Beasley presented a major obstacle. He watched over Campbell and Ryoko with zeal. The adorable brute exhibited a ruthless streak when it came to protecting the codgers. His bulging biceps and handiness with gun, knife, and hobnail boot, gave me pause.
It’s seldom wise to tackle an irresistible force of nature head-on. I played it coy.
He implored me to forget the mission and slip away into the night. No amount of money was worth the risk, he adored me, et cetera. I informed him the old bastards had made me an offer I couldn’t refuse—and then refused to tell him what the offer entailed. I asked if he’d ever met a woman named Lucius, real slick like. He shrugged and said yeah, she’d blown into camp a few years back, consulted with the doctors, then departed on an evening breeze.
Innocent, and I’m a decent judge of a man’s soul if I gaze into his eyes long enough after a good hard screw. On the subject of screwing: I didn’t have the heart to ask if he’d banged my mom.
“Spencer is a monster,” he said as we smoked cigarettes in bed and slugged from a bottle of vodka. “She’s protected by the powers of darkness. I’ve seen the file. I’ve seen all their files…”
“Who else are your bosses spying on?”
“Don’t ask questions you’ll come to regret. You’re not a professional. The docs aren’t either. Meanwhile, Spencer is queen of her little mountain fiefdom. Absolutely untouchable. The FBI knows. The Department of Defense knows. Everybody.”
“The government is aware that she’s a serial killer?” I feigned shock. Experience had taught me that we primates were capable of anything, everything. There ain’t no good guys.
“Always room for one more creep on the payroll. Uncle Sam wouldn’t give a shit if Spencer had Joseph Mengele’s brain implanted. As long as she keeps her activities on the property and doesn’t kill anyone important, she’s golden.”
“Golden,” I said. “Reminds me of something…”
I loved Beasley, after a fashion. It isn’t unusual, as Tom Jones might say. Big, sorta-handsome (he looked like a soap star who got smashed in the face with a shovel), mean guys rev my motor, and the Bease had it going on in spades. He loved me back, far as I could tell. Our mutual affection complicated matters; made what I had to do to get close to Averna a dilemma of scruples versus pragmatism. My scruples aren’t what they used to be.

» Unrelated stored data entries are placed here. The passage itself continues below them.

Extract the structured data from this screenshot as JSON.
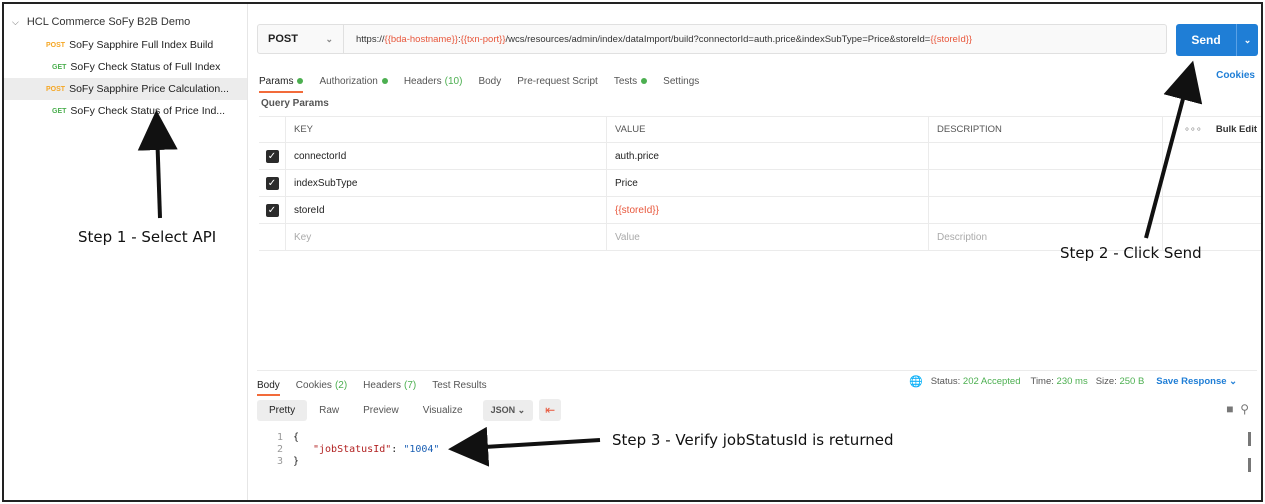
{
  "sidebar": {
    "collection": "HCL Commerce SoFy B2B Demo",
    "items": [
      {
        "method": "POST",
        "name": "SoFy Sapphire Full Index Build",
        "selected": false
      },
      {
        "method": "GET",
        "name": "SoFy Check Status of Full Index",
        "selected": false
      },
      {
        "method": "POST",
        "name": "SoFy Sapphire Price Calculation...",
        "selected": true
      },
      {
        "method": "GET",
        "name": "SoFy Check Status of Price Ind...",
        "selected": false
      }
    ]
  },
  "request": {
    "method": "POST",
    "url_parts": [
      {
        "text": "https://",
        "var": false
      },
      {
        "text": "{{bda-hostname}}",
        "var": true
      },
      {
        "text": ":",
        "var": false
      },
      {
        "text": "{{txn-port}}",
        "var": true
      },
      {
        "text": "/wcs/resources/admin/index/dataImport/build?connectorId=auth.price&indexSubType=Price&storeId=",
        "var": false
      },
      {
        "text": "{{storeId}}",
        "var": true
      }
    ],
    "send_label": "Send"
  },
  "tabs": {
    "params": "Params",
    "authorization": "Authorization",
    "headers": "Headers",
    "headers_count": "(10)",
    "body": "Body",
    "prerequest": "Pre-request Script",
    "tests": "Tests",
    "settings": "Settings",
    "cookies": "Cookies"
  },
  "query_params": {
    "title": "Query Params",
    "headers": {
      "key": "KEY",
      "value": "VALUE",
      "description": "DESCRIPTION",
      "more": "∘∘∘",
      "bulk_edit": "Bulk Edit"
    },
    "rows": [
      {
        "key": "connectorId",
        "value": "auth.price",
        "var": false,
        "checked": true
      },
      {
        "key": "indexSubType",
        "value": "Price",
        "var": false,
        "checked": true
      },
      {
        "key": "storeId",
        "value": "{{storeId}}",
        "var": true,
        "checked": true
      }
    ],
    "placeholder": {
      "key": "Key",
      "value": "Value",
      "description": "Description"
    }
  },
  "response": {
    "tabs": {
      "body": "Body",
      "cookies": "Cookies",
      "cookies_count": "(2)",
      "headers": "Headers",
      "headers_count": "(7)",
      "test_results": "Test Results"
    },
    "status_label": "Status:",
    "status_value": "202 Accepted",
    "time_label": "Time:",
    "time_value": "230 ms",
    "size_label": "Size:",
    "size_value": "250 B",
    "save_response": "Save Response",
    "views": {
      "pretty": "Pretty",
      "raw": "Raw",
      "preview": "Preview",
      "visualize": "Visualize",
      "format": "JSON"
    },
    "code_lines": [
      {
        "n": "1",
        "text": "{"
      },
      {
        "n": "2",
        "key": "\"jobStatusId\"",
        "sep": ": ",
        "val": "\"1004\""
      },
      {
        "n": "3",
        "text": "}"
      }
    ]
  },
  "annotations": {
    "step1": "Step 1 - Select API",
    "step2": "Step 2 - Click Send",
    "step3": "Step 3 - Verify jobStatusId is returned"
  },
  "colors": {
    "accent": "#1f7ed6",
    "method_post": "#f5a623",
    "method_get": "#4caf50",
    "variable": "#e8573c",
    "active_tab": "#f26b3a"
  }
}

“Since I can’t change your mind, I can show you what you’ve signed on for.” He plugged in a laptop and ran three video clips. Surveillance or home footage as shot by an anonymous someone with Ingmar Bergman’s ice-cold aesthetic.
Clip one, black and white: a man sprints along a seaside cliff toward the camera. The fuzzy shape of an enormous bird sweeps through the frame and plucks him in its claws. The man struggles as the bird cruises toward the horizon. They shrink to a distant blot—the smaller blot separates and plummets into the ocean.
Clip two: an actress clad in an elaborate costume (skintight suit pricked with gemstones; a demented mask with a red and yellow feather plume, a vicious iron beak, underarm webbing, and steely talons) glides the length of a vast solarium. She rebounds from the walls to alter course with horrible grace. Naked men and women scatter beneath her. Every pass, the performer decapitates a victim with the swipe of a talon or the slash of a spur. Viscera streams in her wake.